Marian is proud of her work to build research collaborations with operational forecasters at the Ghana Meteorological Agency to perform in-depth analyses. Her research has the potential to greatly improve both nowcasting and forecasting, and offers new insight on the seasonal weather variables that control rainfall processes over West Africa.
Masilin Gudoshava, Research Scientist at IGAD Climate Prediction and Applications Centre (ICPAC), Nairobi, Kenya
Masilin leads African SWIFT work at ICPAC, a centre providing climate services to 11 countries in East Africa. Her responsibilities range from research to operational forecasting and project management.
Masilin is proud of her work to develop forecast products and bulletins for climate information users as part of Testbed 2, a two-year process where national meteorological services, universities and forecast users work together to improve forecasts one to four weeks into the future. Her work has contributed to increasing the availability and uptake of tailored sub-seasonal forecasts in the region.
Niry Havana Razanatompoharimanga, African SWIFT Research Fellow at Université Cheikh Anta Diop (UCAD), Antananarivo, Madagascar
Niry was recently awarded a research fellowship with the African SWIFT project in September 2020. Due to the COVID-19 pandemic, she is based in Madagascar but works remotely with the SWIFT team at UCAD in Senegal.

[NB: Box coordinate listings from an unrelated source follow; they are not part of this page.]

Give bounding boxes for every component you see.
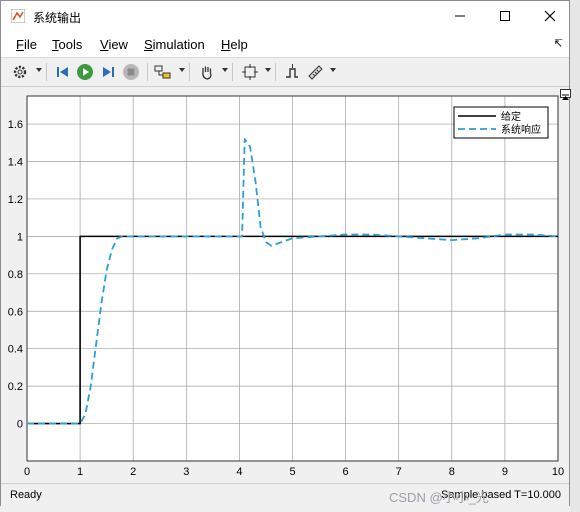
stop-button[interactable] — [121, 62, 141, 82]
pan-button[interactable] — [197, 62, 217, 82]
measurements-dropdown-arrow[interactable] — [330, 68, 336, 72]
y-tick-label: 0.8 — [8, 269, 23, 281]
menu-tools[interactable]: Tools — [52, 37, 82, 52]
menu-bar: File Tools View Simulation Help ↸ — [1, 31, 569, 58]
menu-simulation[interactable]: Simulation — [144, 37, 205, 52]
run-button[interactable] — [75, 62, 95, 82]
menu-file[interactable]: File — [16, 37, 37, 52]
x-tick-label: 8 — [449, 466, 455, 478]
y-tick-label: 0.6 — [8, 306, 23, 318]
window-title: 系统输出 — [33, 11, 82, 25]
step-back-icon — [57, 67, 68, 77]
x-tick-label: 5 — [289, 466, 295, 478]
y-tick-label: 1.4 — [8, 157, 23, 169]
ruler-icon — [308, 65, 323, 80]
x-tick-label: 9 — [502, 466, 508, 478]
cursor-measurements-button[interactable] — [305, 62, 325, 82]
run-icon — [77, 64, 93, 80]
fit-dropdown-arrow[interactable] — [265, 68, 271, 72]
highlight-dropdown-arrow[interactable] — [179, 68, 185, 72]
step-forward-button[interactable] — [98, 62, 118, 82]
up-arrow-icon — [562, 94, 569, 100]
fit-to-view-icon — [242, 64, 258, 80]
toolbar — [1, 58, 569, 87]
toolbar-separator — [232, 63, 233, 81]
matlab-app-icon — [11, 9, 25, 23]
x-tick-label: 6 — [343, 466, 349, 478]
menu-view[interactable]: View — [100, 37, 128, 52]
hand-pan-icon — [202, 66, 212, 80]
plot-area: 0 1 2 3 4 5 6 7 8 9 10 0 0.2 0.4 0.6 0.8 1 1.2 1.4 1.6 给定 系统… — [1, 87, 569, 481]
minimize-button[interactable] — [437, 1, 483, 31]
settings-button[interactable] — [10, 62, 30, 82]
gear-icon — [13, 65, 27, 79]
signal-highlight-button[interactable] — [153, 62, 173, 82]
watermark-text: CSDN @小小_光 — [389, 490, 489, 505]
pan-dropdown-arrow[interactable] — [222, 68, 228, 72]
minimize-icon — [455, 15, 465, 17]
x-tick-label: 7 — [396, 466, 402, 478]
y-tick-label: 0.4 — [8, 344, 23, 356]
maximize-icon — [500, 11, 510, 21]
close-icon — [544, 10, 556, 22]
menu-help[interactable]: Help — [221, 37, 248, 52]
settings-dropdown-arrow[interactable] — [36, 68, 42, 72]
maximize-button[interactable] — [482, 1, 528, 31]
x-tick-label: 1 — [77, 466, 83, 478]
toolbar-separator — [147, 63, 148, 81]
x-tick-label: 4 — [236, 466, 242, 478]
undock-arrow-icon[interactable]: ↸ — [554, 37, 563, 50]
y-tick-label: 0 — [17, 419, 23, 431]
fit-to-view-button[interactable] — [240, 62, 260, 82]
x-tick-label: 2 — [130, 466, 136, 478]
legend: 给定系统响应 — [453, 106, 549, 139]
close-button[interactable] — [527, 1, 573, 31]
trigger-icon — [286, 64, 298, 78]
x-tick-label: 3 — [183, 466, 189, 478]
legend-label: 系统响应 — [501, 123, 541, 136]
x-tick-label: 10 — [552, 466, 564, 478]
grid-layer — [26, 95, 559, 462]
title-bar: 系统输出 — [1, 1, 569, 31]
stop-icon — [123, 64, 139, 80]
y-tick-label: 1.2 — [8, 194, 23, 206]
toolbar-separator — [189, 63, 190, 81]
triggers-button[interactable] — [282, 62, 302, 82]
scope-chart[interactable]: 0 1 2 3 4 5 6 7 8 9 10 0 0.2 0.4 0.6 0.8 1 1.2 1.4 1.6 给定系统… — [1, 87, 569, 481]
legend-label: 给定 — [501, 110, 521, 123]
toolbar-separator — [46, 63, 47, 81]
toolbar-separator — [275, 63, 276, 81]
status-ready: Ready — [10, 489, 42, 501]
y-tick-label: 0.2 — [8, 381, 23, 393]
background-app-strip — [570, 0, 580, 512]
x-tick-label: 0 — [24, 466, 30, 478]
highlight-block-icon — [154, 65, 171, 79]
step-forward-icon — [103, 67, 114, 77]
expand-pin-button[interactable] — [560, 89, 571, 100]
y-tick-label: 1.6 — [8, 119, 23, 131]
step-back-button[interactable] — [53, 62, 73, 82]
y-tick-label: 1 — [17, 231, 23, 243]
scope-window: 系统输出 File Tools View Simulation Help ↸ 0… — [0, 0, 571, 506]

Her research focuses on improving understanding of the rainy season. In particular, she aims to find the best forecasting model and to set a calendar of the rainy season over Senegal before expanding to other SWIFT partner countries in East and West Africa. Her research improves seasonal forecasting which contributes to food security and livelihoods in Africa.
Patricia Nying’uro, Principal Meteorologist at Kenya Meteorological Department (KMD), Nairobi, Kenya
Patricia is a Principal Meteorologist at KMD. In the SWIFT programme she leads research on sub-seasonal to seasonal forecasts.
In addition to developing forecast products to meet the needs of forecast users as part of Testbed 2, she has also contributed to published research papers with the SWIFT team. One of her greatest achievements included conducting new research to develop a novel forecast product that was previously not offered, improving weather forecasting and better supporting users in key economic sectors in Kenya.